Monday, September 27, 2010
Click! from Oklahoma City
Above, a gallery at the Oklahoma City Museum of Art, and below, the main label for that gallery. I thought it was great because it was so direct. If I had been there with children, it would have easily given me the tools to have a great conversation about the works. At the same time, it didn't talk down to anyone.
I found intended and unintended messages at the Oklahoma City National Memorial and Museum. We approached the site from one direction and this is the first thing we were greeted with:
Not the friendliest. On the other hand, as you waited for the elevator to go up to the exhibits, the museum had this screen alerting you to where you could find them online which I thought was great.
Upstairs at the museum we found it curious that the small alcoves where you could view videos from survivors and rescuers contained only one stool. Wouldn't you want to do this with the friends or family you came with?
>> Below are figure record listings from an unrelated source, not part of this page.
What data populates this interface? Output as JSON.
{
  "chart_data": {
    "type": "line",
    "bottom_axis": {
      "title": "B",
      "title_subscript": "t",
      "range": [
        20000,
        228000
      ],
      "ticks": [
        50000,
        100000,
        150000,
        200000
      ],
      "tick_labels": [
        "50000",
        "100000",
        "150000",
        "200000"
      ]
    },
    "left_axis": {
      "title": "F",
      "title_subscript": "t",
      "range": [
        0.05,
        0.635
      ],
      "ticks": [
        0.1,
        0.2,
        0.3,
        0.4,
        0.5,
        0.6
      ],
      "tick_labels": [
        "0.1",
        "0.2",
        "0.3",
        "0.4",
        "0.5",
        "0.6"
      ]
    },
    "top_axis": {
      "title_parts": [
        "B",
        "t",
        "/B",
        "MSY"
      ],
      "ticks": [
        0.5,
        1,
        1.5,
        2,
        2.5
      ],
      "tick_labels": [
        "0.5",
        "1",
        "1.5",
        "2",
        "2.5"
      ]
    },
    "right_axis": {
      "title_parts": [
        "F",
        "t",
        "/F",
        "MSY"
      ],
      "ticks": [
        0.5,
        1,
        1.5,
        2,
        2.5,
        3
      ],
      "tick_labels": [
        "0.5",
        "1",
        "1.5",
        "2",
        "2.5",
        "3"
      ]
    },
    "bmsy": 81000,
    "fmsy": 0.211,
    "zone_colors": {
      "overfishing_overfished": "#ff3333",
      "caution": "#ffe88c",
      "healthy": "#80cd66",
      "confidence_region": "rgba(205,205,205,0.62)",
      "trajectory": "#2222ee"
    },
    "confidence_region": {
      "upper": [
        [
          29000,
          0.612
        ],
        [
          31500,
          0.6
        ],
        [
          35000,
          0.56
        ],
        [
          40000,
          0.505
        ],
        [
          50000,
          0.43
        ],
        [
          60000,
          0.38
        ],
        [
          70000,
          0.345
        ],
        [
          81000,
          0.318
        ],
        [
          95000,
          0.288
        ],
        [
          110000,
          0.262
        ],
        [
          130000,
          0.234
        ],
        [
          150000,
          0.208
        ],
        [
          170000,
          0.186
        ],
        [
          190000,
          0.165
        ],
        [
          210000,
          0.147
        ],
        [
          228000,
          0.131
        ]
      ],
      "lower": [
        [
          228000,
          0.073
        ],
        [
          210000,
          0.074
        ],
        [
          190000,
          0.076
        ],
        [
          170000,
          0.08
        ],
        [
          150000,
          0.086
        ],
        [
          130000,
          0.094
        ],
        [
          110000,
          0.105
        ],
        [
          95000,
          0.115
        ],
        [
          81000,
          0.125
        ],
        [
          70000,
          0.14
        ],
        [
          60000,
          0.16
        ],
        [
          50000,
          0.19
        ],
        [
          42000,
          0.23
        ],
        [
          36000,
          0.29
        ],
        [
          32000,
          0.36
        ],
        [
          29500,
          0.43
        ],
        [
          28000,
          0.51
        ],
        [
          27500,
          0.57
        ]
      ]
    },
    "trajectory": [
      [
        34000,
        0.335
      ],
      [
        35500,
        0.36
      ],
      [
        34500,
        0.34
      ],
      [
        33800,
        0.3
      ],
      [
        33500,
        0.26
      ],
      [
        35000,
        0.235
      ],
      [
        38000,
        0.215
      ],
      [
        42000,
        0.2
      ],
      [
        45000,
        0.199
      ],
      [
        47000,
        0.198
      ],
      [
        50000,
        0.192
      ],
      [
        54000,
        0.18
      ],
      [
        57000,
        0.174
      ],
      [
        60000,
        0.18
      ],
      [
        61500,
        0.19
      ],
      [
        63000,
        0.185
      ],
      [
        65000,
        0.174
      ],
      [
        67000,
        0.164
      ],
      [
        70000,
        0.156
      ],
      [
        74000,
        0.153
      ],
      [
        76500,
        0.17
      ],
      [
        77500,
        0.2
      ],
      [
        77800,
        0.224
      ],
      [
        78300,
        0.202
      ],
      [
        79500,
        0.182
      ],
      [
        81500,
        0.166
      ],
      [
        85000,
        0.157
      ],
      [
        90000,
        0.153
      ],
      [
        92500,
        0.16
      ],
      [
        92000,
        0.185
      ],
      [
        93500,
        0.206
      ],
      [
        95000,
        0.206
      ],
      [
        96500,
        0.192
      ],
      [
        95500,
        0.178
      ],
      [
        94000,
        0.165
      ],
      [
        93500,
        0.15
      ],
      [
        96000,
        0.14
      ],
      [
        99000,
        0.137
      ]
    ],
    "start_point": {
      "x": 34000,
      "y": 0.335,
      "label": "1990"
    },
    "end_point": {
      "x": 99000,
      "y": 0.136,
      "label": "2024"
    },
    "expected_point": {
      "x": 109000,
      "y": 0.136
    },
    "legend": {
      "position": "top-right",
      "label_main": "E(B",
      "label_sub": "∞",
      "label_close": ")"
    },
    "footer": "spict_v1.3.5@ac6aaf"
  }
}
At the memorial part of the site, a friend and I spent a little time debating whether we could walk on the grass where the chairs honoring those who died are placed. There was a low fence, but in one part, no fence, but no one on the grass. We decided to step on and see what happened--and two things did. A ranger approached and asked if we wanted additional information; pulling out a laminated card he explained the chairs' arrangement and answered our questions. But equally interesting, as soon as we stepped onto the grass, others began to do so as well. There wasn't a physical barrier, but a conceptual one.
And finally, back at the art museum, just a beautiful immersive space, with a ceiling by Dale Chihuly, a reminder to use all four walls when we think about exhibits.